À l’issue des affrontements, les policiers ont reçu plusieurs blessures. L’un d’eux repart même avec soixante jours d’interruption totale de travail ! Mais le cauchemar ne s’arrête pas là. Même si en appel les juges statuent sur les pièces déjà versées en première instance, le fonctionnaire a profité de son temps de parole pour évoquer les menaces qu’il aurait reçu à la fin de l’audience correctionnelle qui mettait le holà aux activités d’Azad. Ainsi qu’un rapport de police selon lequel le chef de la BAB avait contacté des homologues de Kawéni pour leur proposer une alliance et de “s’armer pour s’en prendre aux fonctionnaires de la BAC”. Glaçant !
Un garçon dangereux
Et le prévenu n’arrange pas vraiment son cas. Face aux juges de la chambre d’appel, il ne montre aucune trace de repentir mais cherche plutôt à rejeter la faute. “Pourquoi c’est toujours moi, alors que j’ai rien demandé ?”, ânonne-t-il en guise de défense. “J’ai toujours été harcelé par la BAC, ils étaient toujours derrière moi, et ces violences c’était ma façon de dénoncer ces violences-là”, poursuit l’homme originaire d’Anjouan, qui a déjà fait l’objet d’une reconduite par le passé. Tantôt il tente de minimiser l’ampleur de la BAB et de son rôle de chef, “j’ai juste créé le nom”, tantôt il s’emporte contre “le tribunal médiatique” qui l’a déjà jugé selon lui. Un discours “mielleux”, pas du tout au goût de l’avocate de deux des fonctionnaires. “Il se pose en victime mais en réalité il s’agit d’un garçon dangereux, qui considère qu’il a droit de cité partout, qui crée un ennemi à un service de la police nationale, qui veut se créer un service de police à lui”, plaide Maître Mattoir.

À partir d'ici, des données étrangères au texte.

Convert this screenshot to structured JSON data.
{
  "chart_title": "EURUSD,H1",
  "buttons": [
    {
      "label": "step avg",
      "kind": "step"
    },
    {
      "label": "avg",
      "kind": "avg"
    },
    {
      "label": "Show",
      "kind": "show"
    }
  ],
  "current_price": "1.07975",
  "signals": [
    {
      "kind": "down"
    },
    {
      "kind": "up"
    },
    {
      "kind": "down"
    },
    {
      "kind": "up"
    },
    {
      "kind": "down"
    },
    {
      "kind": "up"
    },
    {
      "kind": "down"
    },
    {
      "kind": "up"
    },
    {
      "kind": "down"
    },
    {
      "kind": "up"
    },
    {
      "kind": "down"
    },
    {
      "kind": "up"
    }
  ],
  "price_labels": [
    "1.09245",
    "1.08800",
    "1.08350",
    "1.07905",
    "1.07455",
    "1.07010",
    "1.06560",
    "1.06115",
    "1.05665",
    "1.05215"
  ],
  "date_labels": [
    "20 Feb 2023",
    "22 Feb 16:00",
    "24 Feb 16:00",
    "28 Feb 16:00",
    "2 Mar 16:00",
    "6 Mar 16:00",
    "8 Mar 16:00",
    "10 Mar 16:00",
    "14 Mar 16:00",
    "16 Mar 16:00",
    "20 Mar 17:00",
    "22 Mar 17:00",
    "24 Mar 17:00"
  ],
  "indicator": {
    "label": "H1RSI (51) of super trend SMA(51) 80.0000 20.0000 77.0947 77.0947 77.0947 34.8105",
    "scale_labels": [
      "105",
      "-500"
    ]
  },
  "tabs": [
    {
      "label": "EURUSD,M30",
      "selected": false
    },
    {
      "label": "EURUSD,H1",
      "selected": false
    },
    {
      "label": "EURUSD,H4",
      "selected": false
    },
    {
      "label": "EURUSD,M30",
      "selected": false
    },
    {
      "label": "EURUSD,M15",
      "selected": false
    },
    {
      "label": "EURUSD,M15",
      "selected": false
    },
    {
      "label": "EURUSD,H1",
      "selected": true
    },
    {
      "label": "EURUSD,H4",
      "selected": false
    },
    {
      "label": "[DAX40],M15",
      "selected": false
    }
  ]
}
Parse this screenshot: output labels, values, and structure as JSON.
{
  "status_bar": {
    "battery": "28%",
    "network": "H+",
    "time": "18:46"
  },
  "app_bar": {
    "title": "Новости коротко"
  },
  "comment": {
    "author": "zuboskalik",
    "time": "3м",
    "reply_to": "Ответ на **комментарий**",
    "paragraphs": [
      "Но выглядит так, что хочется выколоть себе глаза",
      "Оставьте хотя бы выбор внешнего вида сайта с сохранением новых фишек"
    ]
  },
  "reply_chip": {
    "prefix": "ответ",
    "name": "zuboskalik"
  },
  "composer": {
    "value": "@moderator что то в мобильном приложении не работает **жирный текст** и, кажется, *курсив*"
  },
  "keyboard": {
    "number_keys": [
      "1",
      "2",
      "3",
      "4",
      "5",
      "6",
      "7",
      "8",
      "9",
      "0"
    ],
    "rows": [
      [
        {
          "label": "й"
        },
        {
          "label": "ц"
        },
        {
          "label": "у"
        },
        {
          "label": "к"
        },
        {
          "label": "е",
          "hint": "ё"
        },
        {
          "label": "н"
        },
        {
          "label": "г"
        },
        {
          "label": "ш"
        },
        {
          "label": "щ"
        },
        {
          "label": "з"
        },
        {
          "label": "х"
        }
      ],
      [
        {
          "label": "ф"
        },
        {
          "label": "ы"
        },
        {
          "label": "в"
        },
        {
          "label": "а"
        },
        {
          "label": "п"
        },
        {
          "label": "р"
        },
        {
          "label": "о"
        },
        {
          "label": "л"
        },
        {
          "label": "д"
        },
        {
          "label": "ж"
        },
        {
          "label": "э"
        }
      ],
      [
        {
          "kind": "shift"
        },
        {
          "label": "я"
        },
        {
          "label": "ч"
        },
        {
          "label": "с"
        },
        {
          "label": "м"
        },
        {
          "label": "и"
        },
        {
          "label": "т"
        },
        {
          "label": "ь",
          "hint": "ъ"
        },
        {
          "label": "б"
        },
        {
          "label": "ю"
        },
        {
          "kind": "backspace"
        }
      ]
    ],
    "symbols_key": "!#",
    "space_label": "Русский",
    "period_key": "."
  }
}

L’avocate générale ne sera guère plus tendre. “Vous avez un individu qui se présente comme un ange et qui reconnaît à demi-mot être le chef d’une des bandes les plus violentes de Mayotte. Nous savons la pensée de ces groupes, c’est ‘‘nique la police’’, ‘‘nique la bac’’, et c’est ce qu’il essaie d’appliquer aussi aujourd’hui à la justice”, lâche sans détour Denise Lacroix qui réclame alors cinq ans de prison et une interdiction du territoire. Pour la deuxième fois, les juges trancheront plus sévèrement que le ministère public, en condamnant Azad à une peine de six ans d’emprisonnement et une interdiction définitive du territoire français. Quelques minutes plus tard, le caïd de Passamaïnty embarquait donc à nouveau dans le fourgon qui devait le ramener à Majicavo. Non sans un regard haineux à l’attention des policiers…qui risque bien de ne pas être le dernier : mis en examen pour tentative de meurtre, le prévenu pourrait bien avoir affaire à nouveau à la justice pour des faits criminels cette fois.